A l'apogée de son règne, Yacoub al-Mansour entreprend d'édifier à Ribat el Fath une « Alexandrie de l'Atlantique ». Il érige la Tour Hassan à l'image de la Koutoubia de Marrakech et de la Giralda de Séville. Une tour qui devait constituer le minaret d'une des plus grandes mosquées au monde pouvant contenir une armée entière. Il fortifie également la Kasbah et l'entoure de deux immenses murailles percées de cinq portes. Mais Yacoub al- Mansour meurt sans avoir achevé son œuvre et la ville perd alors de son éclat. La plus grande mosquée du monde, la Tour Hassan, ne sera jamais terminée et tombera peu à peu en ruines.
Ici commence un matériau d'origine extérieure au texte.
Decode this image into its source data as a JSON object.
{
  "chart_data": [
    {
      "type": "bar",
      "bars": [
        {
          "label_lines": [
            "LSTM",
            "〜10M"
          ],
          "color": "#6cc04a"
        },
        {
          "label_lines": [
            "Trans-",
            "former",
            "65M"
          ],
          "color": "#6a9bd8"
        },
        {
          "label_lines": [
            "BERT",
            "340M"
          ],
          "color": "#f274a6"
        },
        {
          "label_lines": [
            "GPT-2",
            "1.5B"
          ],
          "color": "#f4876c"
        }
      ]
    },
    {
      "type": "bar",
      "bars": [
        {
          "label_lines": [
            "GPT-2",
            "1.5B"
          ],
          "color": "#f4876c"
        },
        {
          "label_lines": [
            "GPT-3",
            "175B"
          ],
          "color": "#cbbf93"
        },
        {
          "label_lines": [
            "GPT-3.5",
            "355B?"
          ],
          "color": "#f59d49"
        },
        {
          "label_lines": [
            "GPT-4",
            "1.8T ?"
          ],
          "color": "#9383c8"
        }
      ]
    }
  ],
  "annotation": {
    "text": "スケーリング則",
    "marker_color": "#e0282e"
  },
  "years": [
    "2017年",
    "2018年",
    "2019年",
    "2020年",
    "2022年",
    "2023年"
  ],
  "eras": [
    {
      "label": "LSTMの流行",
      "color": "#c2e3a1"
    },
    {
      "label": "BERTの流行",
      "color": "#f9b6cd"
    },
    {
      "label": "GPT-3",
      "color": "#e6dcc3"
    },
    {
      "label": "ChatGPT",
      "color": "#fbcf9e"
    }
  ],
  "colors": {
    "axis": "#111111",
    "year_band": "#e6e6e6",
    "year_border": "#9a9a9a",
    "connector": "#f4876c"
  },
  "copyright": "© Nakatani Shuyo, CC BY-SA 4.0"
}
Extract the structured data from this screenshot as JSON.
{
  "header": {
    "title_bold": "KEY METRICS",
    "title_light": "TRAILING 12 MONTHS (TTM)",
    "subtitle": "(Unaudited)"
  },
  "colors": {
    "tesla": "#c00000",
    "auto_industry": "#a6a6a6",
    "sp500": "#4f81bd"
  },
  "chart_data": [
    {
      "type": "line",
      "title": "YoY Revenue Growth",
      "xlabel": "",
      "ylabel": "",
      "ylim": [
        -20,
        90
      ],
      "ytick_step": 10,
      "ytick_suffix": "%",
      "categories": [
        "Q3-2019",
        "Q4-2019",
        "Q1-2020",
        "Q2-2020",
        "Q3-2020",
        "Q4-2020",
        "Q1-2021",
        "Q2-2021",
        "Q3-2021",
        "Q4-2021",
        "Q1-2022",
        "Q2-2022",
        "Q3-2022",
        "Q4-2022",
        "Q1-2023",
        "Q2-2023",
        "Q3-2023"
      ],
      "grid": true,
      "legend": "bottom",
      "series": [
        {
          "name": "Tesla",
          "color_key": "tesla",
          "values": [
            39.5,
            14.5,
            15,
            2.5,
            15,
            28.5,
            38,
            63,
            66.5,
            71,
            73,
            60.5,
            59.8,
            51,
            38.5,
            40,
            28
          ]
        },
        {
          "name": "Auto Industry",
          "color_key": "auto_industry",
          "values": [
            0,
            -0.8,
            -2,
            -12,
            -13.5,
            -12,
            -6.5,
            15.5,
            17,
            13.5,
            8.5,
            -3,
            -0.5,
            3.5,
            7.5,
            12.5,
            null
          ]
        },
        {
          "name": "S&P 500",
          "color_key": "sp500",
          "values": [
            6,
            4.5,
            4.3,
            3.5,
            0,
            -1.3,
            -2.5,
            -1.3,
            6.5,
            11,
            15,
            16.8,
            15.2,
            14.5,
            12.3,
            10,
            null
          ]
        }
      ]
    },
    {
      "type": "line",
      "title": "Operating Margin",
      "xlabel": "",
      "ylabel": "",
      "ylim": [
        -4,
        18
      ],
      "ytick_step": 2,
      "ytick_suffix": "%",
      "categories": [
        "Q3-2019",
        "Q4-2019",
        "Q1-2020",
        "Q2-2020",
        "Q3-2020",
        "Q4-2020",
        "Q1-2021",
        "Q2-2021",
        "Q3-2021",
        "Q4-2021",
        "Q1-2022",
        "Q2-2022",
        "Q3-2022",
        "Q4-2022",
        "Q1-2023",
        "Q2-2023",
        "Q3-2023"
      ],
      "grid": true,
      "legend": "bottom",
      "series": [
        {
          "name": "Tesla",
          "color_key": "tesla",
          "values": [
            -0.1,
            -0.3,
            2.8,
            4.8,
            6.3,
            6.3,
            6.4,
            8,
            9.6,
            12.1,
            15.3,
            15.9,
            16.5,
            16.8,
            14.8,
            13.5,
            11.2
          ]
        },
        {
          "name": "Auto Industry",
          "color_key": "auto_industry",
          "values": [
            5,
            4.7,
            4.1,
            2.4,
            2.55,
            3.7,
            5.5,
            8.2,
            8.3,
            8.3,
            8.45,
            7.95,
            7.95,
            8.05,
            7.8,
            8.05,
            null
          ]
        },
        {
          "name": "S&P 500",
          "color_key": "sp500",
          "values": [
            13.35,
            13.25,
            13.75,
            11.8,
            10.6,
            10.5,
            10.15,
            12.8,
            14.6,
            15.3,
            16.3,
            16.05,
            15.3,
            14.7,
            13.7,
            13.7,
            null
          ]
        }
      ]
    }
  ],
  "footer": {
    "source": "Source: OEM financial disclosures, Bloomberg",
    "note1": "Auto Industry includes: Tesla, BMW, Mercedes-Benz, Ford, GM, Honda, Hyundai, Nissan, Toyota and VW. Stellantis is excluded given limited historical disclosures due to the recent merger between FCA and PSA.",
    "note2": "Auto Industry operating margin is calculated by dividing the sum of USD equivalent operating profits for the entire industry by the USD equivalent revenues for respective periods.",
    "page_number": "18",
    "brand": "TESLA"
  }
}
La fin de la dynastie Almohade amorcera le déclin de Ribat Al Fath. Néanmoins cette ville, capitale de l'empire Almohade, port d'embarquement des troupes vers l'Andalousie, Alexandrie rêvée d'un puissant sultan qui se ruina à la construire, aura, à la faveur des tumultes de l'histoire, un autre destin que celui qui devait être le sien. Un destin andalou. En effet, en 1492, à la chute de Grenade, dernier bastion de ce qui fut l'empire arabo-andalou, et alors que Salé-le-Neuf n'est plus depuis longtemps qu'un hameau abritant quelques centaines de maisons, comparée à Salé-le-Vieux, premier port commercial du Royaume de Fès, la ville devient l'un des points de chute principaux de plusieurs milliers de réfugiés andalous chassés par les édits d'expulsion successifs émis par les Rois catholiques d'Espagne lancés dans une rageuse reconquête inquisitrice. Persécutés, astreints à porter le signe du croissant jaune en marque d'infamie cousu sur leur chapeau, spolies, victimes de pogroms, jetés à la mer, les musulmans et les juifs d'Andalousie fuient par vagues successives la terre de leurs ancêtres. Certains, comme les habitants de la ville de Homachos, au nombre de 5.000 environ et formant un groupe homogène, constitueront la première vague qui emportera avec elle biens, fortunes et caveaux familiaux. A leur arrivée, ils s'installent à la Kasbah des Oudayas qu'ils renforcent militairement et reconstruisent en y imprégnant un fort cachet andalou.